Casual games encompass an expansive variety of gaming experiences; examples of popular casual titles include Candy Crush or Bejeweled; endless runners like Temple Run; simulation/life management games such as Diner Dash/The Sims; board games such as Scrabble/Monopoly/Risk or Solitaire as well as word and trivia games on mobile devices – which make these titles highly portable with intuitive touchscreen controls for user control.
Casual games differ from hardcore and hobbyist games in that they don’t focus on competition; rather, casual titles typically offer multiple motivations such as progressing to new levels or unlocking rewards. Furthermore, these titles can often be picked up and played for short bursts such as during breaks at work or while waiting for public transport services like buses or trains to arrive.
Casual game mechanics tend to be simple and intuitive, drawing inspiration from real life experiences such as shifting or moving shapes, tapping to a beat, playing pawns or meeples, etc. Additionally, many of these games provide visual representations of their components rather than complex series of buttons and switches which would be harder for users of touch screens to manage.
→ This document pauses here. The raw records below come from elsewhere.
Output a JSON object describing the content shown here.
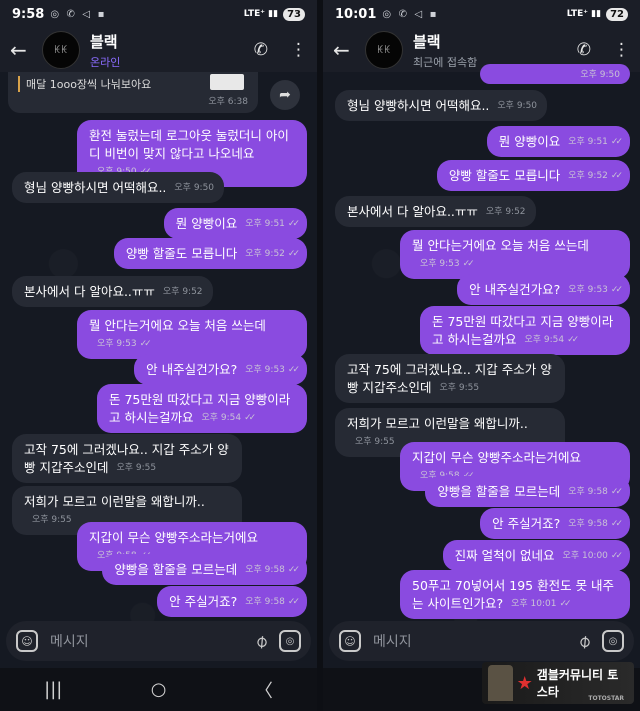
{
  "left": {
    "status": {
      "time": "9:58",
      "icons": "◎ ✆ ◁ ▪",
      "signal": "LTE⁺ ▮▮",
      "battery": "73"
    },
    "header": {
      "name": "블랙",
      "status": "온라인",
      "status_color": "#8b6cff",
      "avatar_text": "ꀘꀘ"
    },
    "preview": {
      "text": "매달 1ooo장씩 나눠보아요",
      "meta": "오후 6:38"
    },
    "messages": [
      {
        "dir": "out",
        "text": "환전 눌렀는데 로그아웃 눌렀더니 아이디 비번이 맞지 않다고 나오네요",
        "time": "오후 9:50"
      },
      {
        "dir": "in",
        "text": "형님 양빵하시면 어떡해요..",
        "time": "오후 9:50"
      },
      {
        "dir": "out",
        "text": "뭔 양빵이요",
        "time": "오후 9:51"
      },
      {
        "dir": "out",
        "text": "양빵 할줄도 모릅니다",
        "time": "오후 9:52"
      },
      {
        "dir": "in",
        "text": "본사에서 다 알아요..ㅠㅠ",
        "time": "오후 9:52"
      },
      {
        "dir": "out",
        "text": "뭘 안다는거에요 오늘 처음 쓰는데",
        "time": "오후 9:53"
      },
      {
        "dir": "out",
        "text": "안 내주실건가요?",
        "time": "오후 9:53"
      },
      {
        "dir": "out",
        "text": "돈 75만원 따갔다고 지금 양빵이라고 하시는걸까요",
        "time": "오후 9:54"
      },
      {
        "dir": "in",
        "text": "고작 75에 그러겠나요.. 지갑 주소가 양빵 지갑주소인데",
        "time": "오후 9:55"
      },
      {
        "dir": "in",
        "text": "저희가 모르고 이런말을 왜합니까..",
        "time": "오후 9:55"
      },
      {
        "dir": "out",
        "text": "지갑이 무슨 양빵주소라는거에요",
        "time": "오후 9:58"
      },
      {
        "dir": "out",
        "text": "양빵을 할줄을 모르는데",
        "time": "오후 9:58"
      },
      {
        "dir": "out",
        "text": "안 주실거죠?",
        "time": "오후 9:58"
      }
    ],
    "input": {
      "placeholder": "메시지"
    }
  },
  "right": {
    "status": {
      "time": "10:01",
      "icons": "◎ ✆ ◁ ▪",
      "signal": "LTE⁺ ▮▮",
      "battery": "72"
    },
    "header": {
      "name": "블랙",
      "status": "최근에 접속함",
      "status_color": "#9aa0aa",
      "avatar_text": "ꀘꀘ"
    },
    "top_clip": {
      "time": "오후 9:50"
    },
    "messages": [
      {
        "dir": "in",
        "text": "형님 양빵하시면 어떡해요..",
        "time": "오후 9:50"
      },
      {
        "dir": "out",
        "text": "뭔 양빵이요",
        "time": "오후 9:51"
      },
      {
        "dir": "out",
        "text": "양빵 할줄도 모릅니다",
        "time": "오후 9:52"
      },
      {
        "dir": "in",
        "text": "본사에서 다 알아요..ㅠㅠ",
        "time": "오후 9:52"
      },
      {
        "dir": "out",
        "text": "뭘 안다는거에요 오늘 처음 쓰는데",
        "time": "오후 9:53"
      },
      {
        "dir": "out",
        "text": "안 내주실건가요?",
        "time": "오후 9:53"
      },
      {
        "dir": "out",
        "text": "돈 75만원 따갔다고 지금 양빵이라고 하시는걸까요",
        "time": "오후 9:54"
      },
      {
        "dir": "in",
        "text": "고작 75에 그러겠나요.. 지갑 주소가 양빵 지갑주소인데",
        "time": "오후 9:55"
      },
      {
        "dir": "in",
        "text": "저희가 모르고 이런말을 왜합니까..",
        "time": "오후 9:55"
      },
      {
        "dir": "out",
        "text": "지갑이 무슨 양빵주소라는거에요",
        "time": "오후 9:58"
      },
      {
        "dir": "out",
        "text": "양빵을 할줄을 모르는데",
        "time": "오후 9:58"
      },
      {
        "dir": "out",
        "text": "안 주실거죠?",
        "time": "오후 9:58"
      },
      {
        "dir": "out",
        "text": "진짜 얼척이 없네요",
        "time": "오후 10:00"
      },
      {
        "dir": "out",
        "text": "50푸고 70넣어서 195 환전도 못 내주는 사이트인가요?",
        "time": "오후 10:01"
      }
    ],
    "input": {
      "placeholder": "메시지"
    }
  },
  "nav": {
    "recent": "|||",
    "home": "○",
    "back": "〈"
  },
  "watermark": {
    "text": "갬블커뮤니티 토스타",
    "sub": "TOTOSTAR"
  },
  "colors": {
    "outgoing": "#8a4be0",
    "incoming": "#262a34"
  }
}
Casual game stories tend to be straightforward and simple, using minimal text to convey narrative and provide context. Visual storytelling tends to appeal more strongly than text-based storytelling when it comes to appealing to players who want a quick way to pick up and play games quickly and easily. Progress or achievement models also help gamers progress their stories by rewarding players for completing them with rewards or levels at each story step.
Casual games often offer multiplayer features, enabling users to compete online against friends or other users, adding an element of socialization and accomplishment. Furthermore, this type of experience can provide gamers with an enjoyable way to relieve tension by providing a fun form of relaxation. This social aspect also tends to lead to higher player retention rates – making casual gaming increasingly popular over other genres of video game playback – although it should be noted that this only holds true if casual gaming is done for the right reasons.